3-1. マルチプロバイダー環境の一元管理「Orchestration」

新たに発表された「Orchestration」機能では、Stripeを利用していない企業であっても、複数の決済プロバイダーを1つのダッシュボードで管理できるという。これにより、最適な決済経路やルーティング戦略が可能となり、グローバルな事業展開にも柔軟に対応できる。

3-2. ステーブルコイン×多通貨カードの可能性

Stripeは、Ramp、Squads、Airtmといったスタートアップとの連携を通じて、ステーブルコインで裏付けられた多通貨対応の法人カードを提供予定と発表。国をまたいだ企業間でも「同一通貨での運用」が可能になるという。

これは3ヶ月前に完了したステーブルコイン・プラットフォームBridgeの買収を背景にした戦略的展開といえる。
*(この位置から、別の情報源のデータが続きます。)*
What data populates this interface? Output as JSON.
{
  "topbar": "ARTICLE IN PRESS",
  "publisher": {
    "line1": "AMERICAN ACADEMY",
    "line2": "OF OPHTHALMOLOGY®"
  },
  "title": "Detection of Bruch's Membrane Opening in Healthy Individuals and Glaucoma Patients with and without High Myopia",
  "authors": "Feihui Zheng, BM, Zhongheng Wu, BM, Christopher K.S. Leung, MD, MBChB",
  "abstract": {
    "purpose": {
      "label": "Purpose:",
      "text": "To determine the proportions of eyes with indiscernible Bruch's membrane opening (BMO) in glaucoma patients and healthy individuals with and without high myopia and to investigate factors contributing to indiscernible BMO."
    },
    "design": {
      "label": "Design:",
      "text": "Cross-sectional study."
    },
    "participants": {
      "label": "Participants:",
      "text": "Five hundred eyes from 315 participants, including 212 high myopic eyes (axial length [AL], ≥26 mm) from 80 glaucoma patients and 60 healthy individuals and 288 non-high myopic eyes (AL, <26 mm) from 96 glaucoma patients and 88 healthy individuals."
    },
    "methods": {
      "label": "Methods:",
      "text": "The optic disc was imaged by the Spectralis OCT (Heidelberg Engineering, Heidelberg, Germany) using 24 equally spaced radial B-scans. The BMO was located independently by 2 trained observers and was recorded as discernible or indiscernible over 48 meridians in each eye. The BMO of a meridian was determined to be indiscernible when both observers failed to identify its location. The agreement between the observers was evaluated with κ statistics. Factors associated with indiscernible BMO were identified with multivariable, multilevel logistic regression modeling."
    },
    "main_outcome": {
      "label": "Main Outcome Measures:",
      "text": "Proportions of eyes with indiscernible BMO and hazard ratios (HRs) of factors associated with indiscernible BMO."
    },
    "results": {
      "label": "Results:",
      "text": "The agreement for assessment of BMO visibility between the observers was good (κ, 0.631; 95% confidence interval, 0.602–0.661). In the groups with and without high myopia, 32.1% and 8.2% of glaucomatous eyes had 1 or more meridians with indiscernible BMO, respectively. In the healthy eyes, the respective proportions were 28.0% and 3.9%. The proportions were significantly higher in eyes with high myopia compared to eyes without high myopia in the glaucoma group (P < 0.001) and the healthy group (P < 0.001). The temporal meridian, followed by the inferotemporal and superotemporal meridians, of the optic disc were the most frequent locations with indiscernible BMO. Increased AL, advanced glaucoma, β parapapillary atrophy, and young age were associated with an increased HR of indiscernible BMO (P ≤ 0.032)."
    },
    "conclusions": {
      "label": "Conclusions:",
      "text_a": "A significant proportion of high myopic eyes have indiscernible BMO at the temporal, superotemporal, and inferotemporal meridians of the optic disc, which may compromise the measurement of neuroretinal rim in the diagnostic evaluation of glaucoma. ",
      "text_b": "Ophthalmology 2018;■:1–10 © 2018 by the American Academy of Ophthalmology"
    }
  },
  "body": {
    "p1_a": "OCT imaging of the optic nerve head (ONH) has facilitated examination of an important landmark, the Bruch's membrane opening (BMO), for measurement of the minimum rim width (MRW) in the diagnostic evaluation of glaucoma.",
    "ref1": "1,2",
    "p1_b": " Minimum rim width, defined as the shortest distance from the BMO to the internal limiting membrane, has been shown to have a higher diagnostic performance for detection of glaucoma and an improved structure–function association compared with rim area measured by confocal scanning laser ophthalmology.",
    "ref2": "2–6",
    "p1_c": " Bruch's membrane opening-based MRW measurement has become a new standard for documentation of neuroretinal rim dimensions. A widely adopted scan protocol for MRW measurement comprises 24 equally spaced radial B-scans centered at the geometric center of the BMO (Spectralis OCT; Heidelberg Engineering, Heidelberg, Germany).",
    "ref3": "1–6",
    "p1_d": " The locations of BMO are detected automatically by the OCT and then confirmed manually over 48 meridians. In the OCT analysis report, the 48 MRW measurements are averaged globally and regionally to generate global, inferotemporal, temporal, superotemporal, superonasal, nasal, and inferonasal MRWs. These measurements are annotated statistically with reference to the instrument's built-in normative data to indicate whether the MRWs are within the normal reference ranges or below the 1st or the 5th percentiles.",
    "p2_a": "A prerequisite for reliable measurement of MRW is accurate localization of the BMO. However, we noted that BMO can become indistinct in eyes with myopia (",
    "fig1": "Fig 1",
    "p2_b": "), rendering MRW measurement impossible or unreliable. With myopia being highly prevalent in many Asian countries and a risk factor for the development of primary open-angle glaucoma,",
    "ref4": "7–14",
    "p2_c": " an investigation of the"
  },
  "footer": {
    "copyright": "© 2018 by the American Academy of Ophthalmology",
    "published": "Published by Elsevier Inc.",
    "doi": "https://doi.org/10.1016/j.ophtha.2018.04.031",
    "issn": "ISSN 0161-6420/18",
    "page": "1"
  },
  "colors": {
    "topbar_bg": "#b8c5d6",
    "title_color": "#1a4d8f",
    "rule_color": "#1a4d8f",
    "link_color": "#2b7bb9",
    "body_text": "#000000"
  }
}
4. 成長するStripeのエコシステム──AIスタートアップと連携


Stripeはイベントにおいて、OpenAI、Anthropic、Perplexity、ElevenLabs、Cursorといった著名AI企業がStripeのBilling製品を採用していることを明らかにした。これらは、世界のAI開発を牽引する企業であり、StripeがAIエコシステムの“金融インフラ”として急速に地位を高めている証左である。

5. 決済の未来図を支える新機能の数々


今回の発表では他にも、次のようなアップデートが含まれている。

  • 125種以上の決済手段に対応(新たにUPIやPIXを追加)

  • Klarnaが2025年夏からStripeのLinkに対応

  • Verifone製の外部ハードウェアとの連携でTerminalがより柔軟に

  • Managed Paymentsによるグローバル事業者の税・詐欺・配送処理の自動化

  • Smart Disputes:AIによるチャージバック処理の自動化

  • Stripe Tax:対応国が57→102に拡大、税務ライフサイクル全体を自動化

  • Global Payouts:メールアドレスのみでグローバル支払いが可能に

今回のStripe Sessionsで明らかになったのは、Stripeが単なる決済プロバイダーを超え、「AIと決済のオペレーティングシステム」を目指しているという構想である。基盤モデルによる不正検出の高度化、NVIDIAを含む大企業との連携、そしてグローバル通貨・税務対応を内包した包括的なサービス群は、企業の成長エンジンとしてStripeが機能しようとしている証左だ。

特に注目すべきは、StripeがAI企業自身にとっても不可欠な“決済インフラ”となりつつある点である。フィンテックの枠を超えた、未来の商取引の中核を担う存在として、今後の展開にも注目したい。